Allah huzurunda “vefasız” muamelesi görmek istemeyen, başta Rabbine ve Peygamberine, sonra da çevresine karşı fevkalâde vefalı davranmalıdır. Ne aile fertleri ne dostları ne de dava arkadaşları ondan bir vefasızlık görmemelidirler.
Kıymetli Müminler;
Ne olur, tatilleri fırsat bilelim, dünyanın dört bir yanındaki kardeşlerimizi, bulundukları yerlerde, imkânlarımıza göre ziyaret edip onlarla kucaklaşalım… Dertleşelim… Dertlerimize çareler arayalım. Derdi olduğunu bildiğimiz ya da bilmediğimiz, sık görüştüğümüz ya da sadece selam alıp verdiğimiz, aileleri, gençleri davet edelim. “Kalmasın el uzatmadığımız bir mahzun gönül…” sözünü, hedefimiz yapalım. Bir sebeple gelemeyenleri gidip bulalım, onları kendi yalnızlıkları içinde bırakmayalım. Bu onların bizim üzerimizdeki hakkı, bizim de onlara karşı vazifemizdir. Vefa, fertlerin birbiriyle kaynaşıp bütünleşmesini temin eder. Zira Hak katında da halk katında da en çok itibar gören “vefa” ve vefalılardır.
Vefa; bizim yamaçların gülü, çiçeğidir. Vefa, dost ikliminde yetişen güllerdendir. Vefa, dosta ait bir sıfattır. Dostluğun devamı vefaya bağlıdır. Dost, dostunu asla terk etmez.
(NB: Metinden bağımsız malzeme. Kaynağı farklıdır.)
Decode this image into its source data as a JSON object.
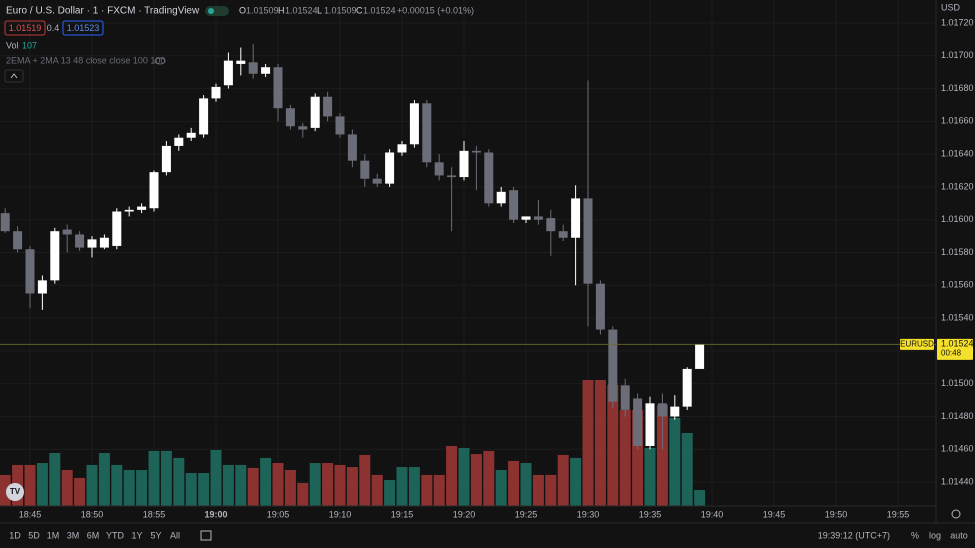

Çanakkale de bir Asker, en iyi arkadaşının az ilerde kanlar içinde yere düştüğünü görür. İnsanın başını bir saniye bile siperin üzerinde tutamayacağı ateş yağmuru altındaydılar. Tam siperden dışarı doğru bir hamle yapacağı sırada, komutanı onu omzundan tutarak tekrar içeri çeker;
— Delirdin mi sen? Baksana arkadaşın delik deşik olmuş. Büyük bir ihtimalle ölmüştür. Artık onun için yapabileceğin bir şey yok. Boşuna kendi hayatını tehlikeye atma.
Fakat asker onu dinlemez ve kendisini siperden dışarıya atar. İnanılması güç bir olay gerçekleşir, asker o korkunç ateş yağmuru altında arkadaşına ulaşır. Onu sırtına alır ve koşa koşa geri döner. Birlikte siperin içine yuvarlanırlar ama, cesur asker maalesef yaralı arkadaşını kurtaramamıştı.
Siperdeki komutanı;
—Sana söylemiştim. Hayatını boşu boşuna tehlikeye attın.
—Değdi, komutanım değdi, dedi, gözleri dolarak…
—Nasıl değdi? Arkadaşın ölmüş görmüyor musun?
—Yine de değdi. Çünkü yanına ulaştığımda henüz sağdı. Onun son sözlerini duymak, dünyalara bedeldi benim için. Ve hıçkırarak arkadaşının son sözlerini tekrarladı:
—Geleceğini biliyordum… Geleceğini biliyordum… Geleceğini biliyordum …
Rabbimiz, gelmemizi bekleyenleri daha fazla bekletmesin, vefanın gereği, onların maddi ve manevi dertlerine derman olabilme imkân ve fırsatını bizlere bahşeylesin.